Nesta terça-feira, 12 de julho, foi publicada no Diário Oficial da União a Lei 13.311/2016, que trata da transferência a parentes de pequenos estabelecimentos urbanos como quiosques, trailers, bancas de feira e de jornais e revistas em caso de morte ou doença. A matéria tem origem no substitutivo ao PLS 137/2013, aprovado no Senado em julho de 2014 e na Câmara dos Deputados em junho deste ano.

Conforme explica matéria publicada no portal da Câmara dos Deputados, “o texto assegura a transferência, ao cônjuge e a parentes, da utilização privada de área pública por esses equipamentos. A transmissão, a pedido, acontece no caso de o titular morrer ou adoecer de forma que não consiga gerir os próprios atos.

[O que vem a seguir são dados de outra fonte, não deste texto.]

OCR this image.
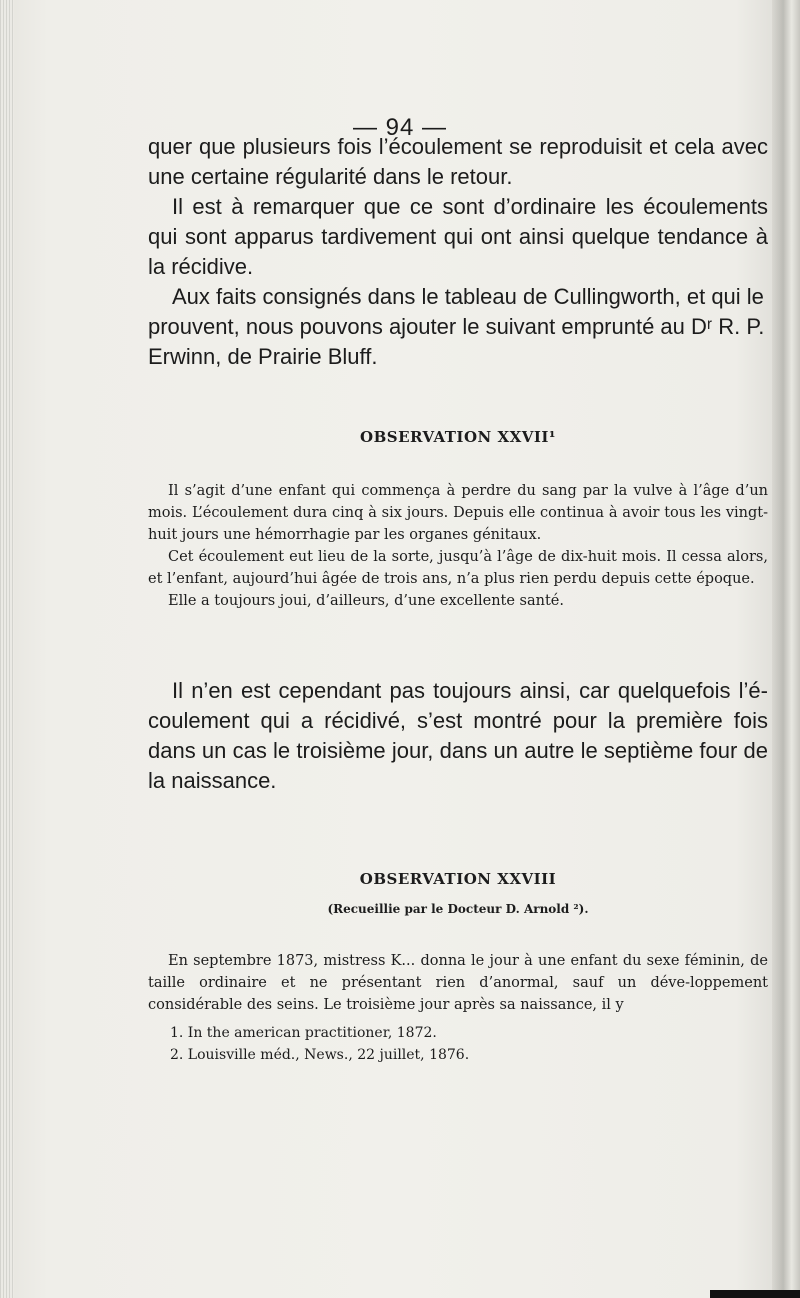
— 94 —

quer que plusieurs fois l’écoulement se reproduisit et cela avec une certaine régularité dans le retour.

Il est à remarquer que ce sont d’ordinaire les écoulements qui sont apparus tardivement qui ont ainsi quelque tendance à la récidive.

Aux faits consignés dans le tableau de Cullingworth, et qui le prouvent, nous pouvons ajouter le suivant emprunté au Dʳ R. P. Erwinn, de Prairie Bluff.

OBSERVATION XXVII¹

Il s’agit d’une enfant qui commença à perdre du sang par la vulve à l’âge d’un mois. L’écoulement dura cinq à six jours. Depuis elle continua à avoir tous les vingt-huit jours une hémorrhagie par les organes génitaux.

Cet écoulement eut lieu de la sorte, jusqu’à l’âge de dix-huit mois. Il cessa alors, et l’enfant, aujourd’hui âgée de trois ans, n’a plus rien perdu depuis cette époque.

Elle a toujours joui, d’ailleurs, d’une excellente santé.

Il n’en est cependant pas toujours ainsi, car quelquefois l’é-coulement qui a récidivé, s’est montré pour la première fois dans un cas le troisième jour, dans un autre le septième four de la naissance.

OBSERVATION XXVIII
(Recueillie par le Docteur D. Arnold ²).

En septembre 1873, mistress K... donna le jour à une enfant du sexe féminin, de taille ordinaire et ne présentant rien d’anormal, sauf un déve-loppement considérable des seins. Le troisième jour après sa naissance, il y

1. In the american practitioner, 1872.
2. Louisville méd., News., 22 juillet, 1876.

Terão prioridade ao direito o cônjuge ou companheiro, em seguida os descendentes e, por fim, os ascendentes”, explica a matéria.

A norma destaca que, para a transferência da outorga, é preciso requerimento do interessado no prazo de sessenta dias, contado do falecimento do titular, da sentença que declarar sua interdição ou do reconhecimento, pelo titular, por escrito, da impossibilidade de gerir os seus próprios atos em razão de enfermidade física atestada por profissional da saúde. É preciso, ainda que o interessado preencha os requisitos exigidos pelo Município para a outorga.

Por fim, a lei destaca que o município poderá dispor sobre outros requisitos para a outorga, observada a gestão democrática de que trata o art. 43 da Lei no 10.257, de 10 de julho de 2001 – Estatuto da Cidade.